Journalists seeking more information can contact:
Senior Communications Consultant, NZTE
(09) 354 9139
About the New Zealand International Business Awards
The New Zealand International Business Awards are organised by NZTE, with the support of Strategic Partner ANZ. They celebrate New Zealand business success in the world and recognise professional excellence and innovative practice. They provide an opportunity for New Zealand businesses to benchmark performance, build capability and boost employee morale.
The panel for the He kai kei aku ringa for Māori Excellence in Export award featured:
- Robin Hapi, NZTE and Callaghan Innovation Board Member, Chair of BERL, Chair of Te Wananga-o-Raukawa.
- Sir Wira Gardiner, Chairman of holding company Lawson Powell Limited and former professional soldier, senior public servant and writer.

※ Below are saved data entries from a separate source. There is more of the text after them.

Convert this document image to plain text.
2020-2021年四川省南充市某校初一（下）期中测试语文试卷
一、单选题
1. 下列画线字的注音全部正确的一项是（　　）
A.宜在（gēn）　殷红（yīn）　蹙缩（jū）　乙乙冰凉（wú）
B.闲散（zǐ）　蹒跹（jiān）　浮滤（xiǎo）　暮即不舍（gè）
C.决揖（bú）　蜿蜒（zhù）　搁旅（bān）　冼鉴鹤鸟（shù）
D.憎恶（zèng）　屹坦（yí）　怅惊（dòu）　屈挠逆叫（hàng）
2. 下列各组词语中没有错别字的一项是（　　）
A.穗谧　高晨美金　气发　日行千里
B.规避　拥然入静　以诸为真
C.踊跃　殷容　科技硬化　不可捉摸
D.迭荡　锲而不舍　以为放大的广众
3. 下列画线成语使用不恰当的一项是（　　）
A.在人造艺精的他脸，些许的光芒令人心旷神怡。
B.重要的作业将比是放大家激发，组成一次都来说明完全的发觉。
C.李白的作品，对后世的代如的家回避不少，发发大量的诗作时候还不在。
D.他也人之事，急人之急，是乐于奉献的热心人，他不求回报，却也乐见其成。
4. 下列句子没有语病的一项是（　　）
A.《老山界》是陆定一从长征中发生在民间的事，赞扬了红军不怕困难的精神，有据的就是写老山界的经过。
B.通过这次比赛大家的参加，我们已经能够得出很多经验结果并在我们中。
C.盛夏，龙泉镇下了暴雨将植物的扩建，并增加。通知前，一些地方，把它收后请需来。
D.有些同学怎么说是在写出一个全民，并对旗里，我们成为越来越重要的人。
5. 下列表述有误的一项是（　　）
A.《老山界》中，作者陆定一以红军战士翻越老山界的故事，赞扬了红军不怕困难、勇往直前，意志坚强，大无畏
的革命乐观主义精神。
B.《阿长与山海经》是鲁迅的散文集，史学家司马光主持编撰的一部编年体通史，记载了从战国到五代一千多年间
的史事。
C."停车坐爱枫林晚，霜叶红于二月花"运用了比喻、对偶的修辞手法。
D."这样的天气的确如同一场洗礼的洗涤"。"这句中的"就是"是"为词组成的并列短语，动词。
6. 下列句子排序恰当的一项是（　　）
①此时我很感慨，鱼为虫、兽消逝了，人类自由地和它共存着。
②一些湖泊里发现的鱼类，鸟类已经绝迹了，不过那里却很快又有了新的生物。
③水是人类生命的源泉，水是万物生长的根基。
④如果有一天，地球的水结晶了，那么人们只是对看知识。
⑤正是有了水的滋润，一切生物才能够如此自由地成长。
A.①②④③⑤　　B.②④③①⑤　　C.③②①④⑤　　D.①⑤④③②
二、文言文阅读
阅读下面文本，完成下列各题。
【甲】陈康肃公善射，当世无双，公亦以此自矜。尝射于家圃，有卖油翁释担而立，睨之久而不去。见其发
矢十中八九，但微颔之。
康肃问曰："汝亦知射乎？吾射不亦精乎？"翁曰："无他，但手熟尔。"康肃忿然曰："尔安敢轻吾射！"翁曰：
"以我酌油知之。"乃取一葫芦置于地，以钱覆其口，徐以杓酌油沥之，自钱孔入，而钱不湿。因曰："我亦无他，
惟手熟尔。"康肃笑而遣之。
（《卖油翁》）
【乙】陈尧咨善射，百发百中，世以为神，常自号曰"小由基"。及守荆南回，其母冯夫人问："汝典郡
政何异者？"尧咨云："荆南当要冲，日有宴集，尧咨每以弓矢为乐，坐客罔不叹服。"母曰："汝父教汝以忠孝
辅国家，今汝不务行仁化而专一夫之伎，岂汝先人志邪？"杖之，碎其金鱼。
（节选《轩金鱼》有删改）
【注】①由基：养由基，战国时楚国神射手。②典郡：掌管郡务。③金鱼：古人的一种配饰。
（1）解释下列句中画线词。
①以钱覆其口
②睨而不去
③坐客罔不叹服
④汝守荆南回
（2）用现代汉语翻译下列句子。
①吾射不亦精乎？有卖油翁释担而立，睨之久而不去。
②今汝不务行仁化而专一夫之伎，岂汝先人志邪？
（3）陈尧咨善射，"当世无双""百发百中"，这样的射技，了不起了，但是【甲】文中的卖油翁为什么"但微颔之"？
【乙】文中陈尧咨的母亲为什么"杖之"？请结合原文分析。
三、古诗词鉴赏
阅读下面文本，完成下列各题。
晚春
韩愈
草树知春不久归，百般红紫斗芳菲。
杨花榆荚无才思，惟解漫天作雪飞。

- Tina Wilson, Chief Executive Officer for the Iwi Investor Group, Senior Investment Advisor and Specialised Manager for the IWIinvestor KiwiSaver Scheme, Director of tourism company Kai Waho, and Chair of Professional Services company He Akina.
- Janine Smith, Chair of AsureQuality, Director of Steel and Tube Holdings and Kensington Swan Legal, and a Principal of The Boardroom Practice Limited.
The Māori economy
The Māori economy is substantial, totaling around $40 billion across a range of asset classes including: 40% of forestry land, 38% of fishing quota, 30% of lamb production, 12% of beef and sheep units, 10% of dairy production, 10% of kiwifruit, and ownership of geothermal, digital, services, education and tourism businesses.
Māori population are young (23.9 years median age) and represent a large section of the future workforce – 63% of the population are working age.